Потом Антон приблизил свой… мой… свой нежно любимый мною орган совсем близко к воротам, ведущим в мои глубины. Коснулся их и замер. Если бы он не дал мне этой передышки в несколько секунд, я оказалась бы без сознания в самый решающий момент. Но ему, видимо, тоже требовалось перевести дух.
Он поднял свой взгляд от места основных событий и посмотрел мне в зрачки.
Входил он долго. Я ничего не ощущала – все мои чувства обратились в зрение. Важнее всего на свете для меня в тот миг было: что испытает Антон? Он должен испытать наслаждение, удовольствие, радость – всё то, что сделает его счастливым, а меня ещё более любимой, ещё более желанной…
Я впилась глазами в его лицо. Я ловила каждую малейшую перемену.
Вот маска страсти – почти неконтролируемые судороги мышц – это мой мужчина хочет свою женщину.
Она сменяется яростью – он готов сокрушить всё и вся, что попытается ему помешать, что только встанет на пути. Даже моё невольное сопротивление, даже мою боль.
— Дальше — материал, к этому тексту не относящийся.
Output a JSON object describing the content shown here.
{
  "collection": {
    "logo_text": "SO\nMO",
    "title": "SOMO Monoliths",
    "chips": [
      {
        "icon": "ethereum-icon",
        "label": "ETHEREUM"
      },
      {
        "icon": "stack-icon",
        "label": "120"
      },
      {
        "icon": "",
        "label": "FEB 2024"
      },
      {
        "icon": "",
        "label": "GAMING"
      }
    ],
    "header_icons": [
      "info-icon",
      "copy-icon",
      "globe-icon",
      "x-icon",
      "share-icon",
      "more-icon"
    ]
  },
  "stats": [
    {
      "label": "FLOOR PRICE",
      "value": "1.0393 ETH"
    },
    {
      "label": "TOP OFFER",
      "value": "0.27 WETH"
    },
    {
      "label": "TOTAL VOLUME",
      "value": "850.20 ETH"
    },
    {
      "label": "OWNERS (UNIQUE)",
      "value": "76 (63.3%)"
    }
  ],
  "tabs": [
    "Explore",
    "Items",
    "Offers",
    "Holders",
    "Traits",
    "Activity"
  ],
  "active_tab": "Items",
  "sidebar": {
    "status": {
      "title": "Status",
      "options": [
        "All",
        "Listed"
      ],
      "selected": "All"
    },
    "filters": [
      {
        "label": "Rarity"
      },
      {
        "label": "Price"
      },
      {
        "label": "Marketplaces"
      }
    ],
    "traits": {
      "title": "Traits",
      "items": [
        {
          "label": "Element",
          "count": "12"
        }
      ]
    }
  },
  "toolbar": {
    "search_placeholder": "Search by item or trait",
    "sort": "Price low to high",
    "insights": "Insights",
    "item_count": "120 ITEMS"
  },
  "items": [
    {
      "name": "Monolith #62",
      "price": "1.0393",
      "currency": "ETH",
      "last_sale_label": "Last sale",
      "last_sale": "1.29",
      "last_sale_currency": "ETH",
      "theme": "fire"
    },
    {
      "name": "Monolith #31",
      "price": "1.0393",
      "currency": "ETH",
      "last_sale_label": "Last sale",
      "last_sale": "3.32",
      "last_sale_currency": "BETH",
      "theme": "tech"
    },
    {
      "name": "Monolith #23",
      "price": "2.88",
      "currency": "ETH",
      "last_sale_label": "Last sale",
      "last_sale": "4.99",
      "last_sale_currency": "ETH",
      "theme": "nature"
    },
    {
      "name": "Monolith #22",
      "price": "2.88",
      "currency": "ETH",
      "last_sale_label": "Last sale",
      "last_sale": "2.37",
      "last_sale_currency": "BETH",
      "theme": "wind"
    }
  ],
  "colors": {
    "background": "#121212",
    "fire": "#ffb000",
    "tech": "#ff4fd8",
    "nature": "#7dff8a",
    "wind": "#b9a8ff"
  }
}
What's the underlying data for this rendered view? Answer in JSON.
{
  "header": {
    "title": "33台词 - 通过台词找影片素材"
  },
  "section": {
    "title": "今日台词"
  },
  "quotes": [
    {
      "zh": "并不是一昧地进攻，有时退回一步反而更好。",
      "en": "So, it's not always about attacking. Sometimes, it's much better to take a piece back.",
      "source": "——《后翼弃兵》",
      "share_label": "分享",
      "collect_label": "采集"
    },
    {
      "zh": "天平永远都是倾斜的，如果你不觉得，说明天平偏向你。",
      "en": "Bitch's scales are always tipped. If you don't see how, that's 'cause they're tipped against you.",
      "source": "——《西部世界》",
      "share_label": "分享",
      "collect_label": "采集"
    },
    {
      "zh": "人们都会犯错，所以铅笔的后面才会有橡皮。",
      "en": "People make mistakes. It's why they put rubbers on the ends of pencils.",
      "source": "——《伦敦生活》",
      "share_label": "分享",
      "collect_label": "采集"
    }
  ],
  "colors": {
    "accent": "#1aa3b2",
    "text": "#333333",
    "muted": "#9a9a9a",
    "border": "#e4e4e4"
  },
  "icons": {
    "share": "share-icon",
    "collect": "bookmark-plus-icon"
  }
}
Да, любимый, да! Будь смел и решителен!
Теперь блаженство — ему хорошо во мне, он хочет уйти, но возвращается, снова… снова… значит, ему сладко внутри.
Я пока не могу сказать ничего определённого о себе – мне просто хорошо, что тебе хорошо. Нутро горит… но – ерунда, мой милый, лишь бы ты испытал всё, что должен испытать, всё, чего ждал, и чего не ждал…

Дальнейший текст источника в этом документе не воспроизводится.